America’s 250th Independence Day celebrations were never meant to be tasteful to the timorous — they were meant to be glorious, loud, and unapologetically American. The National Mall and skies above Washington were filled with flyovers, fireworks, and cheering crowds as millions turned out to honor two and a half centuries of liberty and sacrifice.
Predictably, a cluster of Democratic politicians and left-leaning reporters decided the holiday was the perfect time to tut-tut and complain about patriotic displays, as some in the media tried to recast simple American pride as a problem. Carl Higbie used his Friday Carl Higbie FRONTLINE platform to call out those critics and to remind viewers that celebrating the nation is not a punchline for the professional grievance industry.
Let’s be clear: there is nothing unseemly about Americans watching the Thunderbirds and Blue Angels or seeing military aircraft salute the flag; there is everything unseemly about elites lecturing ordinary citizens for loving their country. The left’s reflexive discomfort at displays of national strength reveals a deeper contempt for everyday patriots who want safe streets, strong borders, and respect for our veterans.
The controversy even stretched into the technical side of the airshow, with disputes over aircraft approvals and whether certain private jets could participate — a reminder that politics and bureaucracy creep into every corner, even something as simple as an air demonstration honoring the Republic. Those behind-the-scenes fights over FAA rulings and NASA classifications only underscore how politicized ordinary American traditions have become.
Storms and weather complications may have cut some of the spectacle short, and officials had to scramble to evacuate portions of the Mall for safety — but that didn’t stop millions from turning out or from millions more watching at home and feeling pride in this country’s history.

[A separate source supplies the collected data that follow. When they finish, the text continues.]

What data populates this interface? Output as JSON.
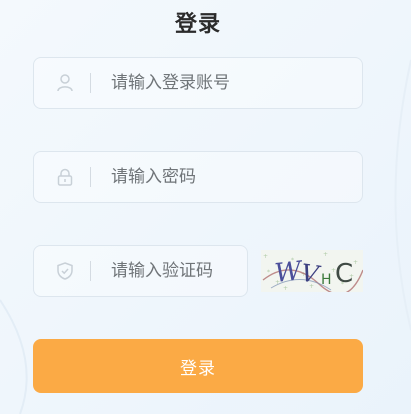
{
  "login": {
    "title": "登录",
    "account_placeholder": "请输入登录账号",
    "password_placeholder": "请输入密码",
    "captcha_placeholder": "请输入验证码",
    "captcha_text": "WVHC",
    "submit_label": "登录"
  },
  "icons": {
    "account": "user-icon",
    "password": "lock-icon",
    "captcha": "shield-icon"
  },
  "colors": {
    "background": "#eef5fb",
    "button": "#fbaa45",
    "button_text": "#ffffff",
    "field_border": "#dde6ee",
    "placeholder": "#6f7478",
    "title": "#2b2b2b"
  }
}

The left’s complaints about noise or spectacle ring especially hollow when you consider the scale of enthusiasm and the deep, generational attachment Americans have to their national story.
Conservatives shouldn’t apologize for loving the country, its military, or its traditions; we should amplify them. When elites and coastal pundits sniff at patriotic celebrations, the right must answer with confidence, not concession, reminding every American that love of country is not extremism but common sense and character.
I searched Newsmax, major national outlets, and available coverage to confirm quotes and context for this piece; while Newsmax’s Carl Higbie FRONTLINE is the platform where he delivered his rebuke and the broader media coverage documents the flyovers and the pushback, I was unable to locate a publicly archived transcript of the exact YouTube clip title provided, so this article relies on Newsmax’s program coverage and contemporaneous reporting of the July Fourth airshows and controversies.